Rand continuó absorbiendo el saidin, en una cuantía cada vez mayor. Tenía la piel tan fría como si fuera a hacerse añicos con el menor contacto y a un tiempo ésta lo quemaba como si fuera a evaporarse. Sentía los huesos a punto de encresparse y convertirse en frías cenizas de cristal. No le importaba; aquello era como beber la propia vida a sorbos.

—¡Insensato! —rugió Ba’alzemon— ¡Vas a destruirte a ti mismo!

«Mat». Aquella noción flotó en algún lugar alejado del flujo que lo consumía. «La daga. El Cuerno. Fain. El Campo de Emond. Todavía no puedo morir».

No sabía a ciencia cierta cómo lo logró, pero de improviso el Poder se esfumó, al igual que el saidin y el vacío. Presa de incontrolables escalofríos, cayó de rodillas junto a la cama, rodeándose con los brazos en un vano intento de contener sus espasmódicos movimientos.

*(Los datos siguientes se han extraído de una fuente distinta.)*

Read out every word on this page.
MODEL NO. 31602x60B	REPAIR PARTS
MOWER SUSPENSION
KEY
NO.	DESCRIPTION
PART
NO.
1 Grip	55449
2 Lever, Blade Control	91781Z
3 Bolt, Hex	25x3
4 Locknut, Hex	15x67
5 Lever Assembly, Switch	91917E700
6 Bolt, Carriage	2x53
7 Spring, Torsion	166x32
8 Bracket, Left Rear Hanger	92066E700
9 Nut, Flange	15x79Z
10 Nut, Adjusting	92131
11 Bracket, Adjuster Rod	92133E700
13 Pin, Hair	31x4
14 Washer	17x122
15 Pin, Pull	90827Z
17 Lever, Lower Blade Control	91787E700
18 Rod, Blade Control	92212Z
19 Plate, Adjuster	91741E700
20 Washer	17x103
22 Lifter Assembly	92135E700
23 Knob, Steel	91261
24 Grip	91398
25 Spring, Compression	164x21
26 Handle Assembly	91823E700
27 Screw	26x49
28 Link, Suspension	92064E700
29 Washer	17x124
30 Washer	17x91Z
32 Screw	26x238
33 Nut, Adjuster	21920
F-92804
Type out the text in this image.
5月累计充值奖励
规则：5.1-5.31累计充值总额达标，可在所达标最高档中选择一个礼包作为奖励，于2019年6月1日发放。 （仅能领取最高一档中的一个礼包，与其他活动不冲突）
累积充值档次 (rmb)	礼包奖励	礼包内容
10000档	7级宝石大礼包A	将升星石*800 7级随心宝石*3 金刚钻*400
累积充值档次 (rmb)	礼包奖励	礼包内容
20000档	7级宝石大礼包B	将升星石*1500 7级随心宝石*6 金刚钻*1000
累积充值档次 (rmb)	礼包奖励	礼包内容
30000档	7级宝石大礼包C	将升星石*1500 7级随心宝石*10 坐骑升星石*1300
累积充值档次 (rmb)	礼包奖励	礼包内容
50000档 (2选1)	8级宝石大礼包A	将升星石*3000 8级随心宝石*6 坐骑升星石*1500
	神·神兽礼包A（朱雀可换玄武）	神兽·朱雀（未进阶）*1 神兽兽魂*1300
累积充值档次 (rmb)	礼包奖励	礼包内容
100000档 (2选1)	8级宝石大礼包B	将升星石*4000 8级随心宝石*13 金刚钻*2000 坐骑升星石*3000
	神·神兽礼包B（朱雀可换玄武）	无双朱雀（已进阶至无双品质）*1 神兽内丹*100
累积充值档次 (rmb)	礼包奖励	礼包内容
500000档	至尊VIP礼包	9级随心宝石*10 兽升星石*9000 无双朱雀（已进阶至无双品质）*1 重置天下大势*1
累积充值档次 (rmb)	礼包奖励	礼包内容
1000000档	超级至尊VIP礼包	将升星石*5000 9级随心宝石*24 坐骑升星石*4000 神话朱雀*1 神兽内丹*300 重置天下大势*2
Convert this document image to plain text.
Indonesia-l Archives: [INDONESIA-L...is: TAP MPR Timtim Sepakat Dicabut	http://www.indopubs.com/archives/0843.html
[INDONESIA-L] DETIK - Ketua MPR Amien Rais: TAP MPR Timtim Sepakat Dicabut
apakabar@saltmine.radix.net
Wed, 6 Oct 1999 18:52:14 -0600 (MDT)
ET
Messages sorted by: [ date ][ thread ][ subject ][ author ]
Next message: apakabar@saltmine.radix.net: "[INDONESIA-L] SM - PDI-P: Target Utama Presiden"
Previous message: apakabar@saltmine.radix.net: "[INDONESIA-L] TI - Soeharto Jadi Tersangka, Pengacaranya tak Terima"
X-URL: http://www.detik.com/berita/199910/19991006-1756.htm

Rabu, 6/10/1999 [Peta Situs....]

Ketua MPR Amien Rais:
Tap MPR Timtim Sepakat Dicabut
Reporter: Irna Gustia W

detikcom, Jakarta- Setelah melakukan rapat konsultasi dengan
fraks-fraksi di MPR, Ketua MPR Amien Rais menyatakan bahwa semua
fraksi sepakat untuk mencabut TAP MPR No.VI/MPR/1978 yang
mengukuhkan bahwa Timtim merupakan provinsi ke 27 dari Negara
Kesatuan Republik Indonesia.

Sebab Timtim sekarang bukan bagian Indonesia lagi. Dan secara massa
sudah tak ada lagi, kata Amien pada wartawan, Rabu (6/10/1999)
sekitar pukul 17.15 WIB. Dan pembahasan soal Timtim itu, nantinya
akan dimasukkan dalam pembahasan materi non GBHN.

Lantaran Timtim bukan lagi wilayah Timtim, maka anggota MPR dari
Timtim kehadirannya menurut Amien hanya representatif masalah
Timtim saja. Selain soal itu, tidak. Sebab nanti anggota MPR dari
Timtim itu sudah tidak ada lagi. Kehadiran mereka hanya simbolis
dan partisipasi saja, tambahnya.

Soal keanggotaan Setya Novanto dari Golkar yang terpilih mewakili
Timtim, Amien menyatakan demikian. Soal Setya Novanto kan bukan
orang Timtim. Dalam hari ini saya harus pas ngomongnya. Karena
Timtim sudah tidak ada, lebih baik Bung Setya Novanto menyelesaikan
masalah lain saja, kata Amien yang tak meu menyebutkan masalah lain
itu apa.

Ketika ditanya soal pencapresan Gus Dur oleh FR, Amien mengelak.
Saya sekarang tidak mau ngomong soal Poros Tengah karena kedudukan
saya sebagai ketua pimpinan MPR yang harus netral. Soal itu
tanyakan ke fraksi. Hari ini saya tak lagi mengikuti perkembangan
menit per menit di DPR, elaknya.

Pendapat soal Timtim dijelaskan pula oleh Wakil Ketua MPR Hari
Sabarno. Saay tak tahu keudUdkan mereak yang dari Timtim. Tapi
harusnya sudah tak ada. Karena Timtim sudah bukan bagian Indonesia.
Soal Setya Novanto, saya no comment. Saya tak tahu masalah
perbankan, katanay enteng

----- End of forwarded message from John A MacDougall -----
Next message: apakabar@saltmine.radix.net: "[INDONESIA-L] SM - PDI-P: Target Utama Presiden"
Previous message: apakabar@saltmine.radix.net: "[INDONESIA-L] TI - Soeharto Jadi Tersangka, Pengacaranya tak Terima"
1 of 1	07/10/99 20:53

—Eso está mejor, Lews Therin. —Ba’alzemon tiró el pendón al suelo y posó las manos en el respaldo de la silla. Entre sus dedos se levantaron espirales de humo, pero la sombra no lo rodeaba ya—. Aquí está tu estandarte, Verdugo de la Humanidad. Te servirá de mucho. Un millar de hebras dispuestas a lo largo de un millar de años te han traído aquí. Diez mil hilos entrelazados con el correr de las eras te atan como un cordero entregado al sacrificio. La Rueda misma te retiene prisionero en tu destino era tras era. Pero yo puedo liberarte. Óyelo bien, perro sarnoso: sólo yo en el mundo puedo enseñarte a esgrimir el Poder. Únicamente yo puedo impedir que éste te lleve a la muerte antes de que tengas ocasión de enloquecer. Sólo yo puedo contener la locura. Ya me has servido anteriormente. Sírveme de nuevo, Lews Therin, ¡o sé destruido para siempre!

—Yo me llamo Rand al’Thor —insistió Rand entre el castañeteo de sus dientes. Los escalofríos le obligaron a cerrar los ojos y, cuando volvió a abrirlos, estaba solo.

Ba’alzemon se había ido. La sombra había desaparecido. Las alforjas se encontraban apoyadas en la silla con las hebillas abrochadas y uno de los bolsillos abultado a causa del estandarte del Dragón, tal como él las había dejado. En el respaldo de la silla, no obstante, aún se alzaban hilillos de humo de las carbonizadas marcas impresas por los dedos.